Hai gais aku up nih<3
Untuk part ini aku kasih saran sih kalian harus siapin tisu, atau kain yang bisa buat hapus air mata kalian :'(
Aku nulis part ini pakai hati banget lo :'( Sampai sampai aku bisa ngerasain apa yang dirasain Langit
Aku harap kalian juga bisa ngerasain yang dirasain Langit ya :'(
Selamat terbawa perasaan :-(
Happy Reading
Hari ini Langit memutuskan untuk pulang ke rumahnya. Apa yang dikatakan teman-temannya itu memang benar, sampai kapan pun ia tak akan pernah bisa menghindari masalah.
Langit memasukkan motornya ke dalam garasi, melepas helm kemudian berjalan menuju pintu rumahnya, belum sempat membuka pintu rumah, Langit sudah mendengar teriakan seseorang dari dalam rumah. Dia masih diam, mencoba menahan amarahnya dan mengontrol emosi.
"Pergi kamu dari rumah saya! Kamu bukan anak saya! Anak saya sudah mati!" ucap seorang wanita paru baya penuh emosi.
"Ma, Bintang sama bang Langit juga anak Mama," balas Bintang.
"Kamu bukan anak saya! Anak saya sudah mati dan yang bunuh anak saya adalah kakak kamu!" sahut Mama yang semakin tak terkontrol emosinya.
"Bang Langit gak mungkin bunuh Bulan Ma, bang Langit itu sayang sama Bulan. Bulan meninggal karena kecelakaan," jelas Bintang.
"Tidak, Bulan tidak akan mati kalau kakak kamu nggak sibuk sendiri, dia penyebab Bulan anakku mati dan nyawa harus dibayar dengan nyawa!" ucap Mama makin emosi.
PYARRRRR!
Mama melempar piring ke arah Bintang, untung saja Bintang berhasil mengelak.
BRAKKK!
Langit membuka pintu rumah dengan kasar, membuat bunyi mengema di ruangan itu. Dulu Langit sangat senang pulang ke rumah, namun sejak Bulan meninggal rumah ini menjadi sangat menyiksa dan menyakitkan.
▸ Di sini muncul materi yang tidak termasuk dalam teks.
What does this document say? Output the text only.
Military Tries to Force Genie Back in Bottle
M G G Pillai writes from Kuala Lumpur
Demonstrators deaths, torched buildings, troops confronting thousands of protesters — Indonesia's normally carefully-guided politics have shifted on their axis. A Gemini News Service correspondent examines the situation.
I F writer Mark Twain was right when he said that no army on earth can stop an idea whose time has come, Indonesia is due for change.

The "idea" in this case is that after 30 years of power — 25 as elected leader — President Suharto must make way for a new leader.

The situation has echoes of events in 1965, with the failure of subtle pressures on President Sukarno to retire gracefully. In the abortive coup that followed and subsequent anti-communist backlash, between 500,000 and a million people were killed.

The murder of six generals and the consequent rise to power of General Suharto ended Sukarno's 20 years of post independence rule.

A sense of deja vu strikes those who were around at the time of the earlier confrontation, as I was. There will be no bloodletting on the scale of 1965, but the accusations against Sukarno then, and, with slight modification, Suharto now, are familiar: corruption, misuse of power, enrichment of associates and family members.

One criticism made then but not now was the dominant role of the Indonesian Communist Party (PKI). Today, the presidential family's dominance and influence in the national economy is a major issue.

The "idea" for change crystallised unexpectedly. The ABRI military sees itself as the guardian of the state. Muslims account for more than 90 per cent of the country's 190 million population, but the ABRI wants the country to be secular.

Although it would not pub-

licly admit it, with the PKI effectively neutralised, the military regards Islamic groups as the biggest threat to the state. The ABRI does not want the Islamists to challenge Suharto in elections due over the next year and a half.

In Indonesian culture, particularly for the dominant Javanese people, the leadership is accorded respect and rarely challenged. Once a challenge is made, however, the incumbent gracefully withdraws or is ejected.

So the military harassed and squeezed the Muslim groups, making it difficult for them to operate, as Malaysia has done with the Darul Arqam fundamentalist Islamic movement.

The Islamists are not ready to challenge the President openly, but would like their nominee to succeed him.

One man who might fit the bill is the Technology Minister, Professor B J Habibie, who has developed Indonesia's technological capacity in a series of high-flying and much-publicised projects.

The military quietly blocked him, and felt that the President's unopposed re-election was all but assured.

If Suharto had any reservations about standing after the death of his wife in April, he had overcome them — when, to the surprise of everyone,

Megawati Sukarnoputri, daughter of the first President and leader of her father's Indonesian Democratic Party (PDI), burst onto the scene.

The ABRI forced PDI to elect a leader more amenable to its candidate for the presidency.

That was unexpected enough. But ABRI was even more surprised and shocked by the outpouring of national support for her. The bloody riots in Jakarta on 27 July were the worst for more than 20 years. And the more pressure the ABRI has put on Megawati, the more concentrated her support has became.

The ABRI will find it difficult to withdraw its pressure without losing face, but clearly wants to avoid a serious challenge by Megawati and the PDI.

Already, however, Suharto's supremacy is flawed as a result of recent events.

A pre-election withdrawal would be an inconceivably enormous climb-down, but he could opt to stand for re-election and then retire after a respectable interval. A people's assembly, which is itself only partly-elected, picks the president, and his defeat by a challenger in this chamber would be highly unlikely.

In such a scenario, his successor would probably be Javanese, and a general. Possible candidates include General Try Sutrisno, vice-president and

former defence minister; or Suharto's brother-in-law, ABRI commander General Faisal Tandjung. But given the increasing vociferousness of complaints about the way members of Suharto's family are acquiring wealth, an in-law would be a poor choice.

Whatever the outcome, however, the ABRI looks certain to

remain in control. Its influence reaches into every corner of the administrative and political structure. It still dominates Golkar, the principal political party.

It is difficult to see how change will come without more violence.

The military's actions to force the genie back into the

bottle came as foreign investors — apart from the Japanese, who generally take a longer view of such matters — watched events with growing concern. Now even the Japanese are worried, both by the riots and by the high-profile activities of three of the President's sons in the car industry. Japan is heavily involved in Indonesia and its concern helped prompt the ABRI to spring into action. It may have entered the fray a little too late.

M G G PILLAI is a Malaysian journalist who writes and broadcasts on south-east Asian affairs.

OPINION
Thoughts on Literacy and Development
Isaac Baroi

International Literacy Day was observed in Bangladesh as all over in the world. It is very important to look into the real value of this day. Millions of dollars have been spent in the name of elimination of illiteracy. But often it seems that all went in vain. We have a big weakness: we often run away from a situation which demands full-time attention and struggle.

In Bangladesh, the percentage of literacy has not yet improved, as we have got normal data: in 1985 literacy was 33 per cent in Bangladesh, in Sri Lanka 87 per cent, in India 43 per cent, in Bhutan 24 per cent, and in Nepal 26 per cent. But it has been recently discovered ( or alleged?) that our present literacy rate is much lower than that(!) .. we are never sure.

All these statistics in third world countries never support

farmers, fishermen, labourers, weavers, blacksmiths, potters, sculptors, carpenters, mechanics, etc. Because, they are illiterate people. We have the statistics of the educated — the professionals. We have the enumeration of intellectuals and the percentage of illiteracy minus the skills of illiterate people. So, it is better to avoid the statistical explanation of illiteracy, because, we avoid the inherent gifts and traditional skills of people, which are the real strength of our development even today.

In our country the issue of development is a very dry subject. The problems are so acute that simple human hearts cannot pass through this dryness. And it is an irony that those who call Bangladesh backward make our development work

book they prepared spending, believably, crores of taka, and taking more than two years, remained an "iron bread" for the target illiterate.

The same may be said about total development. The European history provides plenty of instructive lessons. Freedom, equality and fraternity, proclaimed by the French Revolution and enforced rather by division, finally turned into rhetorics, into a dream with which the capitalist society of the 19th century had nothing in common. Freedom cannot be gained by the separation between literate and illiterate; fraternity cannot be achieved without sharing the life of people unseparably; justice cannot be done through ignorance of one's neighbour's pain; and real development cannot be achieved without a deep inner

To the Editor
Rumah sebesar ini ditempati oleh Langit, Bintang, Mama, Papa dan juga Bulan sebelum dia meninggal juga asisten rumah tangga dan sopir di rumahnya.
"Stop Ma! Kapan Mama bisa ikhlasin kepergian Bulan?" tanya Langit yang benar-benar tidak bisa melihat Mamanya seperti ini terus.
"Udah hampir satu tahun Bulan ninggalin kita Ma, sampai kapan Mama kaya gini? Kasihan Papa Ma, Bintang juga masih butuh Mama," ucap Langit lagi.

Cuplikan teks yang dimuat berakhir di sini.